Ms Braverman insisted to MPs that she did not block emergency accommodation for migrants awaiting processing after crossing the English Channel, amid growing questions about her strategy for dealing with the record numbers of people arriving in the UK in small boats.

On Monday, the Conservative MP Sir Roger Gale, whose Kent constituency includes the Manston processing centre, said it had been turned into a “refugee camp” by a “car crash” policy decision by the home secretary to suspend a search for hotel accommodation for new arrivals.

Nevertheless, hotel use is still high with the Home Office spending almost £7m a day on a mix of hotel accommodation and shared housing for asylum seekers and refugees.

Asylum seekers in hotels receive just over £1 a day, or £8.24 a week, to make personal purchases.
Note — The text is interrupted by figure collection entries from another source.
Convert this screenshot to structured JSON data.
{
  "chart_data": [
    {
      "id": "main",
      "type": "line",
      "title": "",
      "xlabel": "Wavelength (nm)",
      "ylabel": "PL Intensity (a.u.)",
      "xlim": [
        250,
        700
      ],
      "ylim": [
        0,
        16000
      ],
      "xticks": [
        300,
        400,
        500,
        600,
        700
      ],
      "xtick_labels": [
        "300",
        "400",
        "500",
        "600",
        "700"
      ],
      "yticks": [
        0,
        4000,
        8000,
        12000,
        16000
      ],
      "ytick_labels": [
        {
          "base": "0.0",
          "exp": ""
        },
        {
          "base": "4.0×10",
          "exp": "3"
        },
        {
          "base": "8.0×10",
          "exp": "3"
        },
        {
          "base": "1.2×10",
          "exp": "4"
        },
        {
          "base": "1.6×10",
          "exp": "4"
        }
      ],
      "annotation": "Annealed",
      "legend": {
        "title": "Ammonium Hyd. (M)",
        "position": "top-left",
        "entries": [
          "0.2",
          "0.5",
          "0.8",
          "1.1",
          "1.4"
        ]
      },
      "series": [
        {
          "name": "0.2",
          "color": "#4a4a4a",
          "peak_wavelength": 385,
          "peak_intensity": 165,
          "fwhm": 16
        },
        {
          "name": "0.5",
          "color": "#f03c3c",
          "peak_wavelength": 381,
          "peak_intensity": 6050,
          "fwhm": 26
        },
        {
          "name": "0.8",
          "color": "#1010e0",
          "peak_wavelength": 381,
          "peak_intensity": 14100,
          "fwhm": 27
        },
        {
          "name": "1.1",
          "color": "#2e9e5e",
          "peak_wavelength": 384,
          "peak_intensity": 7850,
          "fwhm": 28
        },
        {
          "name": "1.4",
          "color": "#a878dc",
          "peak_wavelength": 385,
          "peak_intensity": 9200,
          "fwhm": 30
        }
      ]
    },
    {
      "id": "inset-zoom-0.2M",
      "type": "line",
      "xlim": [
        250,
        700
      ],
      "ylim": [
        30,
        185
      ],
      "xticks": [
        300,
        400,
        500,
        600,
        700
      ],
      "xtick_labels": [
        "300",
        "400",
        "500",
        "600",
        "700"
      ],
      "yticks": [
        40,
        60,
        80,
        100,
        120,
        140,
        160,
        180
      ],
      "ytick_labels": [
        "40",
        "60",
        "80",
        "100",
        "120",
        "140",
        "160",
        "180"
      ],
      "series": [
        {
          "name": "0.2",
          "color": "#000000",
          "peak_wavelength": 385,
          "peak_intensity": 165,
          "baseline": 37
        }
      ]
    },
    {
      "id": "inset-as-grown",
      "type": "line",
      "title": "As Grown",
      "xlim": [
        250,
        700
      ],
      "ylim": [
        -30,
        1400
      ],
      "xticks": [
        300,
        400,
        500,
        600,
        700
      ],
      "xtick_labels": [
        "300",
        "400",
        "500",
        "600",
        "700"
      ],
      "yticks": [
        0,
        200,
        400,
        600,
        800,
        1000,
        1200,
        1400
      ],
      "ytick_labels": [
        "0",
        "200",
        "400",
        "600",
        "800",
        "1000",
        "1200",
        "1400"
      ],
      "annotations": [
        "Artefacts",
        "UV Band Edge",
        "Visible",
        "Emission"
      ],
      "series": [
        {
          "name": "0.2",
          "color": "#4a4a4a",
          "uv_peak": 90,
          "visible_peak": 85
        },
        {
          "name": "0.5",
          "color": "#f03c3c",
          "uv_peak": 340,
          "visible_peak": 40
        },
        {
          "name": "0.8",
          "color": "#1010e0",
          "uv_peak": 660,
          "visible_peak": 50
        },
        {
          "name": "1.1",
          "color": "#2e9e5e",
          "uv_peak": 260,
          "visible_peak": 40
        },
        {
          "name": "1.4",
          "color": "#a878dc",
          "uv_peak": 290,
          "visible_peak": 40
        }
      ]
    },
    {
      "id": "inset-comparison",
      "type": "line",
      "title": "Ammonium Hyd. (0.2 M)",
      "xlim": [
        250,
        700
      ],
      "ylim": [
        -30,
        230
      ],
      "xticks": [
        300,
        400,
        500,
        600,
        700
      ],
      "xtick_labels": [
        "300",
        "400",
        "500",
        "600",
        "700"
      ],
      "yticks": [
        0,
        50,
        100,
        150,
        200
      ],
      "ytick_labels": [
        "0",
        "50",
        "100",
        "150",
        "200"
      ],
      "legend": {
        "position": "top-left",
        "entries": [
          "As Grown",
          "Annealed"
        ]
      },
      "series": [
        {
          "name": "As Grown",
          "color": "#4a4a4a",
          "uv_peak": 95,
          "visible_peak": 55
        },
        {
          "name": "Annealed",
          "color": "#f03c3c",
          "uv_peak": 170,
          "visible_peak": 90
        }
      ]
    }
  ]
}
Last week, the Commons Home Affairs Committee was told that £5.6 million a day was being spent on hotels for people who have arrived in the UK and have submitted a claim, with an additional £1.2 million paid to house nearly 10,000 Afghan refugees who are still in bridging hotels a year after fleeing the Taliban takeover while long-term accommodation is sought in the UK.

The Home Office has only processed 4 per cent of the asylum claims from migrants who crossed the Channel last year. Of that number, 85 per cent were granted refugee status or other protection status.

Clearsprings, whose contract with the Home Office runs until 2029, said in it latest annual accounts report that “demand for accommodation has remained high” and is “expected to continue at a high level for the foreseeable future”.

Meanwhile, the directors of Mitie Care and Custody, which reported securing three new contracts in its latest accounts, wrote that they “expect the general level of activity to increase” in the year ahead.